○井上哲士君 日本共産党を代表して、PFI法改正案に対して反対の討論を行います。
PFIは、公共施設を民間企業に整備、運営させ、収益を上げようというものです。しかし、非営利で住民の福祉の増進を目的とする公共施設と企業の営利追求とはそもそも相入れないものです。
こうした根本的な矛盾を抱えたPFIは、本法施行後二十年以上が経過する中で、民間事業者の相次ぐ経営破綻などの問題事例を生み出してきました。会計検査院の報告でも明らかなように、低コストで質の高いサービスを提供するとのPFIの破綻は明白です。
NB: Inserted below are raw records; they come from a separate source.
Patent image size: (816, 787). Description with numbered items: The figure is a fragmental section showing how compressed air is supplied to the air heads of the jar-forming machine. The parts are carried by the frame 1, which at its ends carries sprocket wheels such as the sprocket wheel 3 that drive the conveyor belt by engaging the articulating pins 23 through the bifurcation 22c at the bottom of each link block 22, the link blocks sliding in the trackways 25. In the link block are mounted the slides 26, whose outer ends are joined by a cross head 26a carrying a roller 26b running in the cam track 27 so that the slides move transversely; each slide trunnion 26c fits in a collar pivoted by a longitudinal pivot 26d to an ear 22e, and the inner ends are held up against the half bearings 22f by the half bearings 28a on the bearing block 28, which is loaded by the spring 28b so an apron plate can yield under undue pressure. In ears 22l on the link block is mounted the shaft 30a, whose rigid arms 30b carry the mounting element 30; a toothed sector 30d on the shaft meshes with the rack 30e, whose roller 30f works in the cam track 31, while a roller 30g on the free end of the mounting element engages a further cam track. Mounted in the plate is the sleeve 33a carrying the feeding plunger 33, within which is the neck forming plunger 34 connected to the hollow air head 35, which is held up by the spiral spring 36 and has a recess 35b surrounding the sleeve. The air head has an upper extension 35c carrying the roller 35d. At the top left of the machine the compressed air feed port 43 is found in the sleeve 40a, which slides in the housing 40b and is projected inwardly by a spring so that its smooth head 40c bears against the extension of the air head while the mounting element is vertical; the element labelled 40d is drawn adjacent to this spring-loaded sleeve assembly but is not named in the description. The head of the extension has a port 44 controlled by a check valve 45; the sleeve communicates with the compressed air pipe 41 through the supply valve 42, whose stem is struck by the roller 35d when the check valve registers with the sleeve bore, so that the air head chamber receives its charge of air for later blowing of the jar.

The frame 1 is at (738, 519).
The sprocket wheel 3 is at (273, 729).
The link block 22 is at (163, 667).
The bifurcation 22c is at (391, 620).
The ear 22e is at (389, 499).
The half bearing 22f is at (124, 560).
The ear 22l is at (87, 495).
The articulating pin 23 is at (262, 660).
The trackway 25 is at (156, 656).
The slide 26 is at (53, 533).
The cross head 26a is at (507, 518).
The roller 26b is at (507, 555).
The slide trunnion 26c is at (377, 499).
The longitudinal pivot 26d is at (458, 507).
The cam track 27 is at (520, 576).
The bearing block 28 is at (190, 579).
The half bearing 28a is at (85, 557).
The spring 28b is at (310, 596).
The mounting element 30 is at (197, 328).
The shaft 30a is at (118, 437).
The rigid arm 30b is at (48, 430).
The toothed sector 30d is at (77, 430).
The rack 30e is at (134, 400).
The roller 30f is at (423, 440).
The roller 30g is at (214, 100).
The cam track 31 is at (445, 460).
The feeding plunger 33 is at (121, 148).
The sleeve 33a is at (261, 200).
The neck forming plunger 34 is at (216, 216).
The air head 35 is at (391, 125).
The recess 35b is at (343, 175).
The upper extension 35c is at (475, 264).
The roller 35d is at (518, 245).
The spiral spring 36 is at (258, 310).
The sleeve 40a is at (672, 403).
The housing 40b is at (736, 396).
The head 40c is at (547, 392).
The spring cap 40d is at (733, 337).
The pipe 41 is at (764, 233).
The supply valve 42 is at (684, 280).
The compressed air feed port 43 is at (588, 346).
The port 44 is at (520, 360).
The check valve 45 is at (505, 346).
質疑でも明らかにしたように、民間企業が収益を上げるために住民負担を引き上げ、施設で働く職員を非正規雇用に置き換えるなど、施設の公共性を犠牲にせざるを得ないのがPFIの本質です。にもかかわらず、岸田内閣は、PFIを新しい資本主義の中核としてデジタル田園都市国家構想の推進力と位置付け、今後十年で三十兆円の事業規模を目標に推進していくとしています。PFIの延命と推進を図るために出された本法案は、到底容認できるものではありません。
本法案は、コンセッション事業について、施設方針で定められた公共施設の規模や配置を事業期間の途中であっても民間事業者からの提案で変更可能としています。これは、営利を目的とする民間事業者の意向を反映させるためのものであり、公共施設管理者が実施方針で条件付けた政策目的が損なわれ、施設としての公共性が一層形骸化する懸念があります。
また、株式会社民間資金等活用事業推進機構、いわゆるPFI推進機構の設立期限の二〇二七年度末までの延長は、収益の上がらないPFI事業者の延命にほかなりません。機構が目指すインフラ投資市場の形成とは、公共施設を民間企業のための収益施設に変質をさせ、投資対象にしようとするというものであり、これを政府を挙げて推進するための機構の延長は断じて認められません。
民間企業の利益追求のために住民の福祉の増進という公共施設の本来の目的を犠牲にするPFIは即刻やめるべきだと述べまして、討論を終わります。